Аудун уже много лет ходил в Царьград и участвовал в предыдущем посольстве – во времена Ингвара. С широким низколобым лицом, со светлыми волосами при рыжеватой бороде, как у многих варягов, румяный и дородный, он напоминал праздничный колоб из пшеничного теста. На последней стоянке у входа в Босфор, в городе Мидии, Эльга пригласила его на свой скутар, зная, что сегодня у нее будет особенно много вопросов. Благодаря опыту Аудун знал все здешние порядки и неплохо говорил по-гречески.

Застава стояла на восточном, более высоком берегу. Здесь в широкий пролив вдавался мыс, сужая проход. Аудун рассказал, что приближаться сюда разрешено только при свете дня, а кто не успел до заката, обязан отойти назад, в северную часть пролива. Не исполняющих это требование могут сжечь «греческим огнем». И если одновременно с моря приходят еще один-два каравана – болгар или еще кого, – то возле Иерона приходится стоять по три дня. Эльгу это известие совсем не обрадовало: не хотелось на три дня застрять вблизи самого Константинополя, почти у ворот!

В этот раз у царевых мужей глаза полезли на лоб при виде русского обоза: прибыло около ста лодий. Не считая обычных шести десятков купеческих, двенадцать скутаров с людьми и разными грузами принадлежали самой Эльге, по одной-две – послам двадцати двух русских князей и великих бояр. Лишь два скутара приблизились к причалу, а остальные встали на якоря вдоль гористого берега.

К Эльге, сидевшей на корме под полотняной сенью, подошел Мистина.

– Это было здесь, – он кивнул на пролив.

– Что?

– Нас с твоим мужем чуть не сожгли заживо. Здесь почти самое узкое место, греки нас и подстерегли. Тут сталкиваются два течения – верховое, из Греческого моря, и низовое – обратное… И самое мерзкое, что это дерьмо горит даже на воде…

Мистина замолчал, придерживаясь за борт и глядя на высокий скалистый берег. Потом взглянул на воду и застыл. Эльга ни о чем не стала спрашивать.

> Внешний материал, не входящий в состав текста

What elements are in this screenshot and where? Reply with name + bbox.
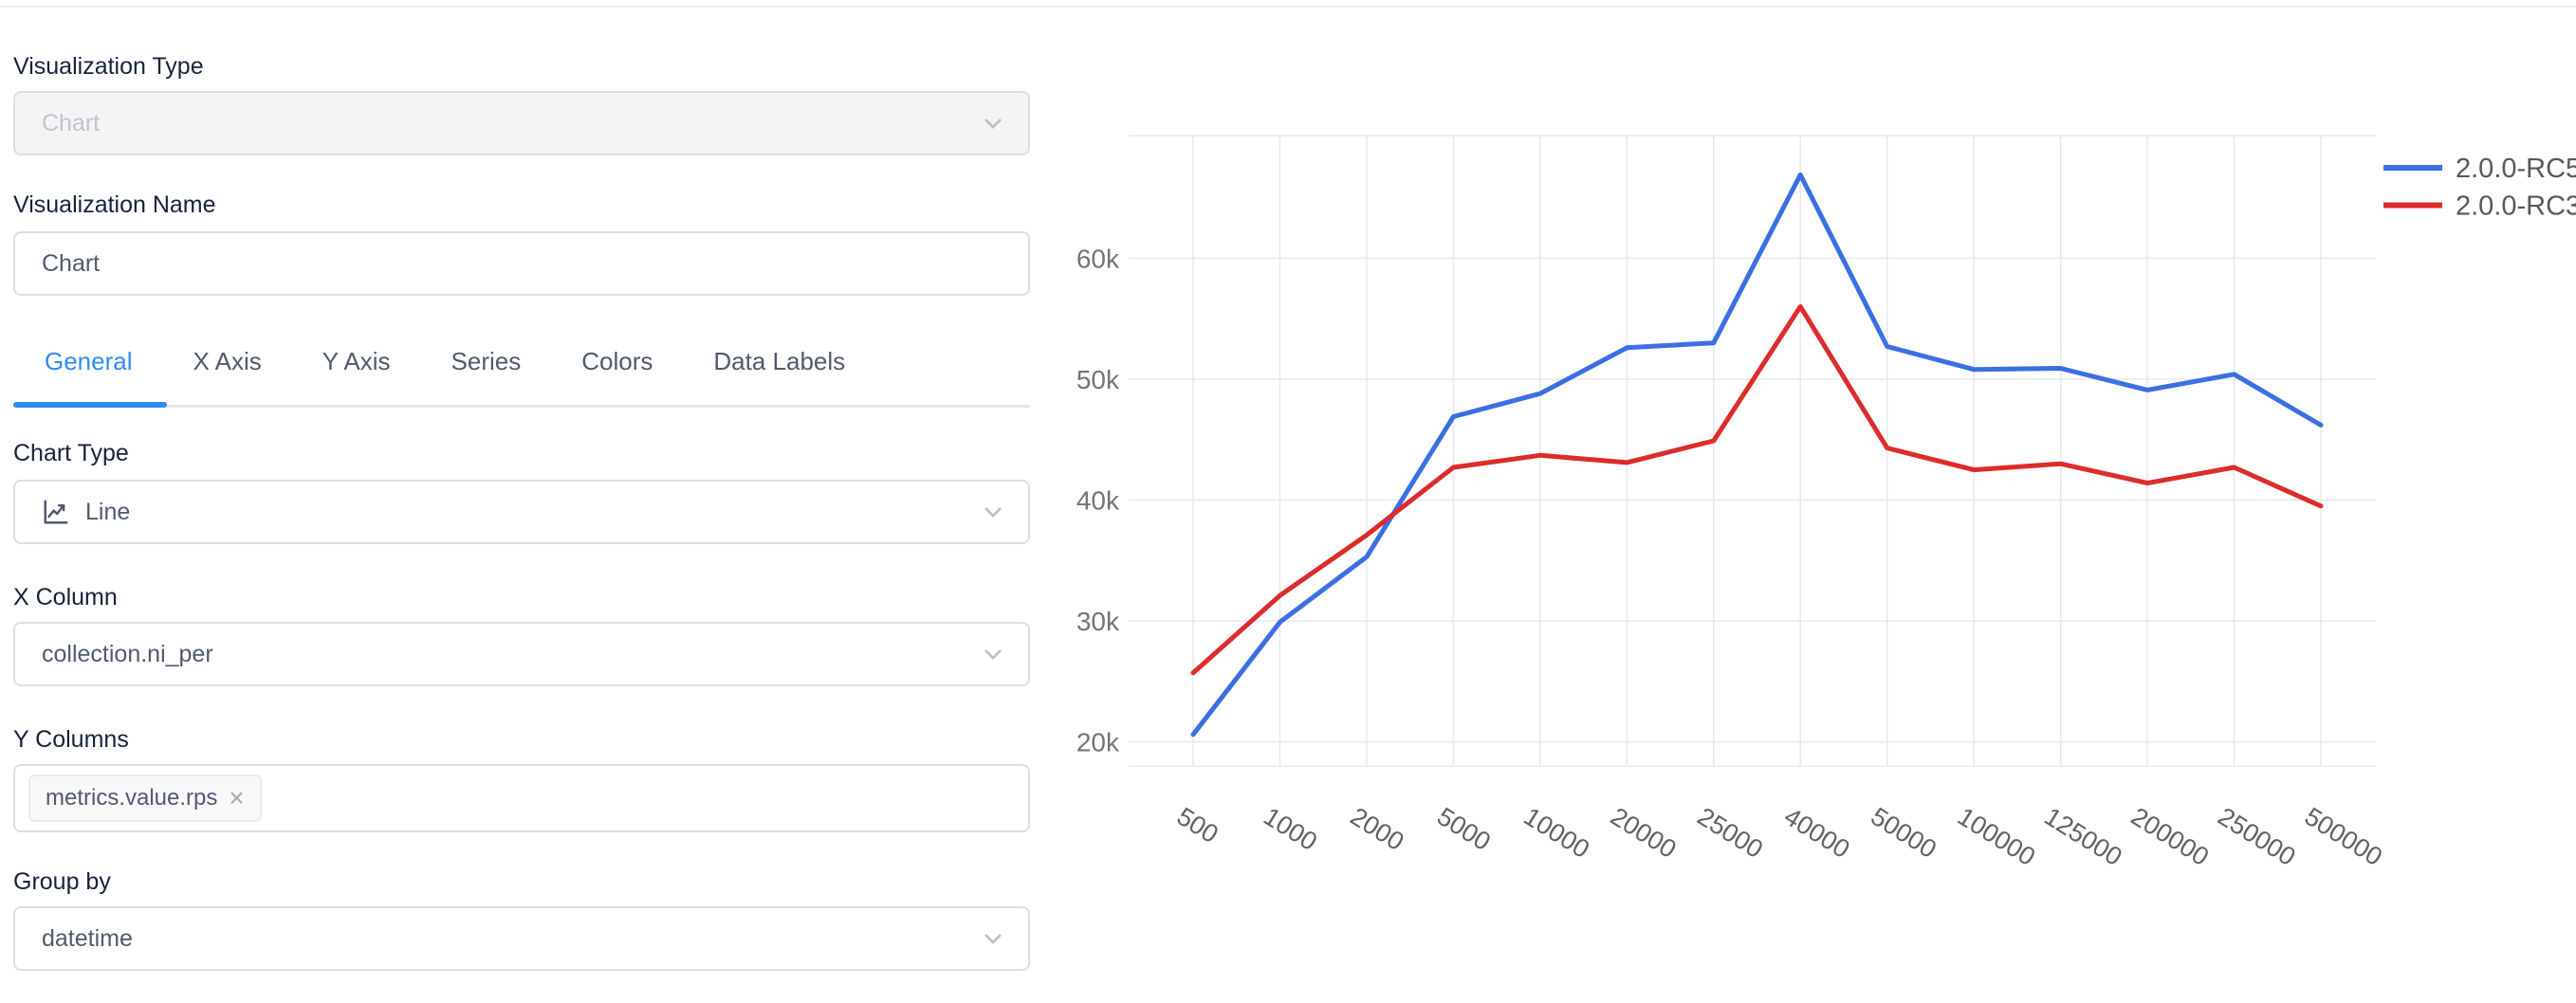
x-tick-label: 25000 <box>1692 802 1768 864</box>
tab-colors[interactable]: Colors <box>581 347 653 375</box>
visualization-name-input[interactable]: Chart <box>13 231 1030 296</box>
tab-series[interactable]: Series <box>451 347 522 375</box>
x-tick-label: 20000 <box>1606 802 1682 864</box>
top-divider <box>0 6 2576 8</box>
series-line-2.0.0-RC5 <box>1190 172 2324 738</box>
y-columns-multiselect[interactable]: metrics.value.rps × <box>13 764 1030 832</box>
x-tick-label: 50000 <box>1866 802 1941 864</box>
active-tab-indicator <box>13 402 167 408</box>
x-tick-label: 10000 <box>1518 802 1594 864</box>
legend-label: 2.0.0-RC3 <box>2456 191 2576 222</box>
tab-data-labels[interactable]: Data Labels <box>713 347 846 375</box>
x-tick-label: 500 <box>1172 802 1224 848</box>
tab-x-axis[interactable]: X Axis <box>193 347 262 375</box>
x-column-value: collection.ni_per <box>42 640 213 667</box>
y-tick-label: 20k <box>1076 727 1120 757</box>
x-tick-label: 2000 <box>1346 802 1409 856</box>
visualization-type-value: Chart <box>42 109 101 137</box>
visualization-type-label: Visualization Type <box>13 53 204 80</box>
chart-type-value: Line <box>85 498 131 525</box>
chart-type-select[interactable]: Line <box>13 480 1030 544</box>
tab-underline <box>13 405 1030 408</box>
x-tick-label: 200000 <box>2126 802 2214 871</box>
x-tick-label: 100000 <box>1953 802 2040 871</box>
visualization-type-select[interactable]: Chart <box>13 91 1030 155</box>
legend-label: 2.0.0-RC5 <box>2456 154 2576 184</box>
series-line-2.0.0-RC3 <box>1190 303 2324 676</box>
tab-general[interactable]: General <box>45 347 133 375</box>
group-by-label: Group by <box>13 868 111 895</box>
visualization-name-label: Visualization Name <box>13 191 216 218</box>
x-tick-label: 125000 <box>2039 802 2126 871</box>
x-column-select[interactable]: collection.ni_per <box>13 622 1030 686</box>
x-tick-label: 1000 <box>1259 802 1322 856</box>
y-tick-label: 60k <box>1076 244 1120 273</box>
chevron-down-icon <box>979 109 1007 137</box>
y-column-tag-text: metrics.value.rps <box>46 785 218 811</box>
chevron-down-icon <box>979 498 1007 526</box>
settings-tabs: General X Axis Y Axis Series Colors Data… <box>13 347 1030 413</box>
x-tick-label: 40000 <box>1779 802 1855 864</box>
chart-type-label: Chart Type <box>13 440 129 466</box>
x-tick-label: 250000 <box>2213 802 2300 871</box>
y-columns-label: Y Columns <box>13 726 129 753</box>
x-column-label: X Column <box>13 584 118 611</box>
group-by-value: datetime <box>42 924 133 952</box>
y-tick-label: 30k <box>1076 607 1120 636</box>
group-by-select[interactable]: datetime <box>13 906 1030 971</box>
y-tick-label: 50k <box>1076 365 1120 394</box>
y-column-tag: metrics.value.rps × <box>28 775 262 822</box>
tab-y-axis[interactable]: Y Axis <box>322 347 391 375</box>
x-tick-label: 500000 <box>2300 802 2387 871</box>
line-chart-icon <box>42 498 70 526</box>
visualization-name-value: Chart <box>42 249 101 277</box>
chevron-down-icon <box>979 640 1007 668</box>
remove-tag-icon[interactable]: × <box>229 783 245 812</box>
y-tick-label: 40k <box>1076 485 1120 515</box>
chevron-down-icon <box>979 924 1007 953</box>
x-tick-label: 5000 <box>1432 802 1496 856</box>
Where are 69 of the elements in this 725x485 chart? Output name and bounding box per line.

Она уже много раз слышала от разных людей, начиная с самого Ингвара, как ромейские корабли, оснащенные бронзовыми сифонами, вошли в середину строя русских лодий и плюнули в них «греческим огнем». Волна пламени летела над водой и падала на снасти и паруса; огонь, будто живой, мчался по поверхности волн и накидывался на просмоленные борта. Лодьи вспыхивали, будто в старинном погребальном обряде викингов, увозя на тот свет разом всю дружину; кто-то успевал прыгнуть за борт и сгорал там, среди волн… И еще счастливыми себя могли счесть те, кто в тяжелой кольчуге и шлеме сразу шел на дно. Эльга зажмурилась: перед глазами мелькали охваченные огнем люди, слышались вопли, душил запах гари…

Где-то здесь стал жертвой двойной жуткой смерти – на воде от огня – и ее родной младший брат Эймунд. Ему было всего восемнадцать лет. Только той зимой он впервые приехал из Варягина под Плесковом, чтобы пойти в заморский поход со своим зятем – киевским князем.

Встав возле борта, Эльга сняла с руки серебряный витой браслет и бросила в воду. Погребальный дар ярко сверкнул под солнцем и канул в волнах, точно рыбка.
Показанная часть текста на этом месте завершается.